L’agriculture alsacienne avec ses nombreuses productions spéciales exigeantes en main-d’œuvre, saisonnière notamment, serait fortement impactée par la remise en cause des exonérations TODE et du CICE. Après la rencontre organisée sur le terrain avec le secrétaire général de la préfecture le mois dernier, la FDSEA et les Jeunes Agriculteurs ont sollicité une rencontre avec le ministère de l’Économie et des Finances qui s’est tenue jeudi 8 novembre à Bercy.
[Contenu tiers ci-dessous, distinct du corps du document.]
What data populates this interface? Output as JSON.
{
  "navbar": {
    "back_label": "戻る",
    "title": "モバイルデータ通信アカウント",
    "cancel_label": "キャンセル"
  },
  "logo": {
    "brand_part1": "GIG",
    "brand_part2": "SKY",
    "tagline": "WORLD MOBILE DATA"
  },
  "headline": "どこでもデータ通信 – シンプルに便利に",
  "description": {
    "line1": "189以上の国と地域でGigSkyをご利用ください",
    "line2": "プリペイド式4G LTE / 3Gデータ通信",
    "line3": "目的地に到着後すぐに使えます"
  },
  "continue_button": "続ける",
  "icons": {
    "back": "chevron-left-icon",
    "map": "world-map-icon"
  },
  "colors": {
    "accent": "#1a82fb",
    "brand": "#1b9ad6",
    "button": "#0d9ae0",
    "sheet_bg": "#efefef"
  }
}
La décision du président de la République, Emmanuel Macron, de supprimer le CICE pour le remplacer par une baisse pérenne des charges sociales pour les employeurs est avant tout politique. Si cette réforme paraît équilibrée pour les contrats permanents, elle pose un vrai problème pour les contrats saisonniers puisque pour un salarié rémunéré au Smic, le coût pour l’employeur augmenterait de 189 € par mois. La pression syndicale exercée par le réseau FDSEA-JA et le travail auprès des parlementaires commence à porter ses fruits puisque le projet de loi de financement de la Sécurité sociale 2019 (PLFSS) a été amendé afin de réduire le coût supplémentaire pour les employeurs de saisonniers agricoles. Pour autant la FDSEA estime que ce premier pas est insuffisant. C’est ce qu’elle est venue dire au conseiller politique du ministre de l’Économie et des Finances, Bruno Le Maire. En effet des écarts de coût de la main-d’œuvre saisonnière agricole existent au sein même de l’Union européenne - de l’ordre de 2,30 euros l’heure avec la Belgique, 4,20 €/h avec l’Espagne ou encore 3,30 €/h avec nos voisins allemands. « Ces écarts créent de vraies distorsions de concurrence qui expliquent la réduction des surfaces en légumes en France », a insisté Denis Digel. Avec le président des JA, il a demandé que le PLFSS soit encore amendé pour rétablir intégralement les réductions de charges dont bénéficient les agriculteurs pour l’embauche de travailleurs occasionnels. Julien Koegler a en outre demandé au gouvernement d’être cohérent dans les choix qu’il fait. Lors des États généraux de l’alimentation, une trajectoire de développement des produits bios a été actée. « Plus de bio veut dire plus de main-d’œuvre, a argumenté le président des JA. Ce ne sera pas possible si le coût de la main-d’œuvre saisonnière augmente ! » Le conseiller du ministre de l’Économie et des Finances, Charles Sitzenstuhl, a attentivement écouté le plaidoyer de la FDSEA et des JA. Il a indiqué que la volonté du gouvernement n’était pas d’affaiblir le secteur agricole et qu’il mesurait bien les enjeux. La profession attend donc désormais que les deux ministères de l’Agriculture et des Finances fassent cause commune pour rétablir dans la durée le dispositif de réduction des charges pour les saisonniers, indispensable aux agriculteurs français.